Literacy is a potentially powerful tool for unlocking the possibilities of critical thinking and engaging in political action against institutions and systems fashioned to promote and sustain inequities, but systemic inequities could be harming students, according to several panelists during a recent discussion at the International Literacy Association Convention in Orlando, FL.
A July 17 panel on how literacy can promote social change followed the context of a presentation by Cornelius Minor, a lead staff developer at the Teachers College Reading and Writing Project, who spoke of police shootings and the violence that biased systems and inequities could enact on students.
“These things are not personality traits; they are systems. They are rules, practices, sensibilities that lead to unequal outcomes for specific subsets of people; women, people of color, gay people, poor people and people with disabilities,” he said. “I am interested in disrupting systems. Like the police, teachers, despite our personal interests, are the public face of a system that ensures that some people get less.”
Professional development matters
The panel was moderated by The New York Times' Nikole Hannah-Jones, who, in a keynote delivered before the panel discussion, spoke about how segregation and racial disparities are apparent in schools, districts and in literacy education.
Deborah Desile, the CEO of ACSD and a former Assistant Secretary of Elementary and Secondary Education to former President Barack Obama, noted that it was important to consider more robust investment in early childhood education to avoid learning gaps later in a student’s education, along with opportunities for teaching training and development. She said teachers need to learn to interact with students and other teachers, both for interactions with students and with other educators. An educator prepared to critically converse might be willing to step into a classroom, she said, and question the books that were used, the novels featured, and what type of dialogue could be encouraged within the environment.

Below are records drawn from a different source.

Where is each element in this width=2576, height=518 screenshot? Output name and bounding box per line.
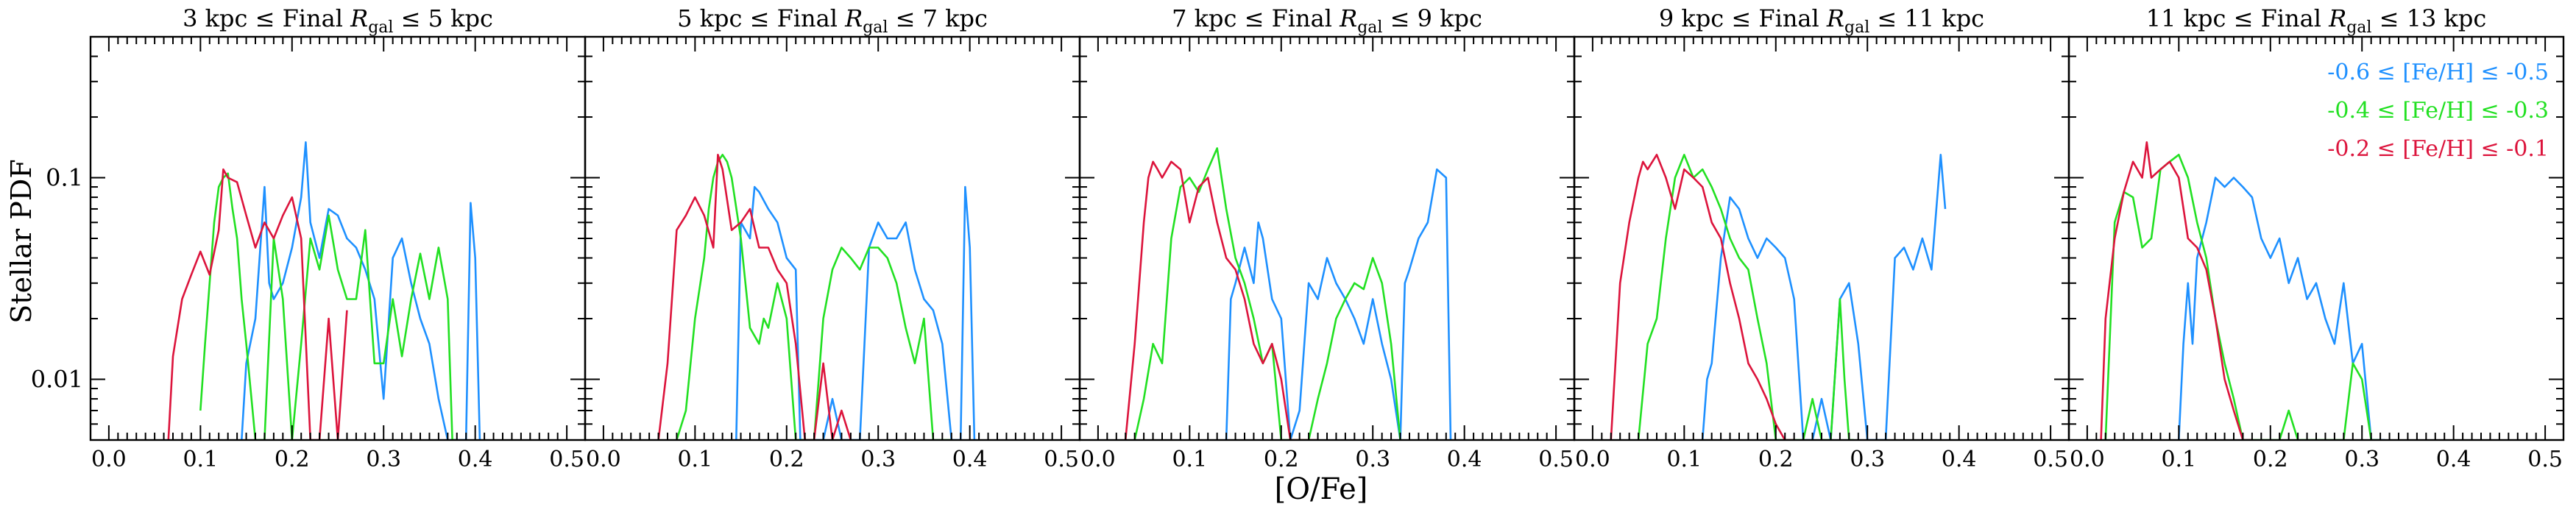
panel-3-series bbox=[1124, 147, 1452, 440]
x-tick-label: 0.4 bbox=[458, 447, 493, 472]
series-line-red-panel-3 bbox=[1124, 160, 1318, 440]
x-tick-label: 0.3 bbox=[860, 447, 896, 472]
panel-4-series bbox=[1610, 154, 1947, 440]
panel-title: 9 kpc ≤ Final Rgal ≤ 11 kpc bbox=[1659, 4, 1984, 37]
x-tick-label: 0.4 bbox=[1447, 447, 1482, 472]
x-ticks bbox=[107, 37, 568, 440]
series-line-blue-panel-4 bbox=[1701, 154, 1947, 440]
x-ticks bbox=[1097, 37, 1557, 440]
x-tick-label: 0.1 bbox=[2161, 447, 2196, 472]
x-tick-label: 0.1 bbox=[1172, 447, 1207, 472]
x-tick-label: 0.5 bbox=[2527, 447, 2563, 472]
x-tick-label: 0.5 bbox=[1044, 447, 1079, 472]
legend-entry: -0.2 ≤ [Fe/H] ≤ -0.1 bbox=[2327, 136, 2549, 162]
panel-2: 0.0 0.1 0.2 0.3 0.4 0.5 5 kpc ≤ Final Rgal ≤ 7… bbox=[570, 4, 1081, 472]
series-line-red-panel-4 bbox=[1610, 154, 1794, 440]
y-ticks bbox=[91, 36, 585, 441]
x-tick-label: 0.4 bbox=[952, 447, 988, 472]
x-ticks bbox=[602, 37, 1063, 440]
series-line-red-panel-2 bbox=[657, 154, 852, 440]
legend-entry: -0.4 ≤ [Fe/H] ≤ -0.3 bbox=[2327, 98, 2549, 124]
series-line-blue-panel-2 bbox=[735, 185, 976, 440]
series-line-green-panel-4 bbox=[1637, 154, 1854, 440]
x-tick-label: 0.2 bbox=[1758, 447, 1794, 472]
x-tick-label: 0.4 bbox=[2436, 447, 2471, 472]
panel-title: 3 kpc ≤ Final Rgal ≤ 5 kpc bbox=[183, 4, 493, 37]
panel-title: 5 kpc ≤ Final Rgal ≤ 7 kpc bbox=[677, 4, 988, 37]
x-tick-label: 0.0 bbox=[1575, 447, 1610, 472]
panel-2-series bbox=[657, 154, 976, 440]
panel-title: 11 kpc ≤ Final Rgal ≤ 13 kpc bbox=[2146, 4, 2487, 37]
panel-5-series bbox=[2100, 141, 2385, 440]
x-tick-label: 0.5 bbox=[549, 447, 584, 472]
series-line-green-panel-1 bbox=[199, 172, 457, 440]
series-line-red-panel-5 bbox=[2100, 141, 2252, 440]
series-line-blue-panel-3 bbox=[1225, 168, 1452, 440]
y-tick-label: 0.1 bbox=[46, 164, 83, 192]
y-ticks bbox=[2054, 36, 2563, 441]
x-tick-label: 0.1 bbox=[183, 447, 218, 472]
x-tick-label: 0.2 bbox=[769, 447, 804, 472]
panel-3: 0.0 0.1 0.2 0.3 0.4 0.5 7 kpc ≤ Final Rgal ≤ 9… bbox=[1065, 4, 1576, 472]
panel-1: 0.0 0.1 0.2 0.3 0.4 0.5 0.01 0.1 3 kpc ≤ Final R… bbox=[31, 4, 587, 472]
legend: -0.6 ≤ [Fe/H] ≤ -0.5 -0.4 ≤ [Fe/H] ≤ -0.3… bbox=[2327, 60, 2549, 162]
legend-entry: -0.6 ≤ [Fe/H] ≤ -0.5 bbox=[2327, 60, 2549, 85]
panel-5: 0.0 0.1 0.2 0.3 0.4 0.5 11 kpc ≤ Final Rgal ≤ … bbox=[2054, 4, 2565, 472]
x-tick-label: 0.2 bbox=[1264, 447, 1299, 472]
x-tick-label: 0.0 bbox=[586, 447, 621, 472]
x-tick-label: 0.5 bbox=[1538, 447, 1574, 472]
y-axis-label: Stellar PDF bbox=[5, 159, 38, 323]
x-tick-label: 0.3 bbox=[1355, 447, 1390, 472]
x-tick-label: 0.0 bbox=[1080, 447, 1116, 472]
y-tick-label: 0.01 bbox=[31, 366, 83, 394]
x-tick-label: 0.3 bbox=[2344, 447, 2379, 472]
x-tick-label: 0.2 bbox=[2253, 447, 2288, 472]
panel-title: 7 kpc ≤ Final Rgal ≤ 9 kpc bbox=[1172, 4, 1482, 37]
x-tick-label: 0.5 bbox=[2033, 447, 2068, 472]
x-tick-label: 0.2 bbox=[275, 447, 310, 472]
x-tick-label: 0.4 bbox=[1942, 447, 1977, 472]
x-tick-label: 0.1 bbox=[1666, 447, 1702, 472]
x-ticks bbox=[1591, 37, 2052, 440]
series-line-red-panel-1 bbox=[167, 168, 348, 440]
x-tick-label: 0.0 bbox=[2070, 447, 2105, 472]
panel-1-series bbox=[167, 141, 481, 440]
x-axis-label: [O/Fe] bbox=[1275, 472, 1368, 506]
panels-group: 0.0 0.1 0.2 0.3 0.4 0.5 0.01 0.1 3 kpc ≤ Final R… bbox=[31, 4, 2565, 472]
series-line-green-panel-5 bbox=[2104, 154, 2381, 440]
y-ticks bbox=[570, 36, 1080, 441]
y-ticks bbox=[1065, 36, 1574, 441]
x-tick-label: 0.0 bbox=[91, 447, 127, 472]
series-line-blue-panel-1 bbox=[241, 141, 481, 440]
x-tick-label: 0.3 bbox=[1850, 447, 1885, 472]
x-tick-label: 0.3 bbox=[366, 447, 401, 472]
x-ticks bbox=[2086, 37, 2547, 440]
x-tick-label: 0.1 bbox=[677, 447, 712, 472]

There are professional development programs available, including tests online, that educators can utilize to check for implicit bias, according to Monita K. Bell, the senior editor for Teaching Tolerance. Though it would not necessarily solve the systemic bias issues alone, Bell said self-reflection and acknowledgement of how those prejudices might manifest could be a first step towards working to mitigate their harmful effects. She also stressed the need for honesty in the classroom on the part of educators.
“If you're going to be in a situation where you’re trying to gain the trust of students, and have them be real with you, I think you have to be real with them," she said. "You can’t surgarcoat what they’re seeing and what they’re experiencing. You have to let them acknowledge it and let them express it, and let them talk about it."
Minor cautioned people to be wary of easy solutions to solving the systematic lack of trust between student of color and a white educator, arguing that there are different ways to try to earn a student’s confidence, but he found it always returning to time spent with that student.
“I love how we keep coming back to this idea, as fractured as it may be, a United States of America, and that if I want to earn the trust of a potential partner, if I want to earn the trust of a neighbor, I invest time,” he said. “There’s no program I can buy, there is no consultant that I can pay, but I can invest time.”
How can schools and districts respond?
On the school level, Minor again stressed the need to invest time in students, speaking about his experience in a school where they made the decision to pinpoint the students who were consistently not reading well, and devote three extra hours a week into those students.
“It’s that simple act of saying, ‘I’m recognizing that this system I have built allows certain kids to not perform, so how do I disrupt that system? I invest extra,’” he said. “And certain kids need more, that idea that being fair is not being equal. If you need three hours more to do what you need to do, I’ve got to make it my business in this institution to give you those three hours more.”
Though many of the challenges often seemed intractable, Ebony Elizabeth Thomas, an assistant professor in the Literacy, Culture, and International Education Division at the University of Pennsylvania’s Graduate School of Education, noted that there were successful educators and students working and learning in vulnerable schools and districts throughout the country. She said it was not a sufficient answer that positive practices could not be applied to scale.
“We are at the cusp with some great decisions as a nation. We know what to do, we know how to education urban children. We know how to educate children from non-dominant backgrounds,” she said. “It’s not just money, it’s about will. What kind of nation will we be in the 21st century? We get to decide; we don’t have much longer to do so.”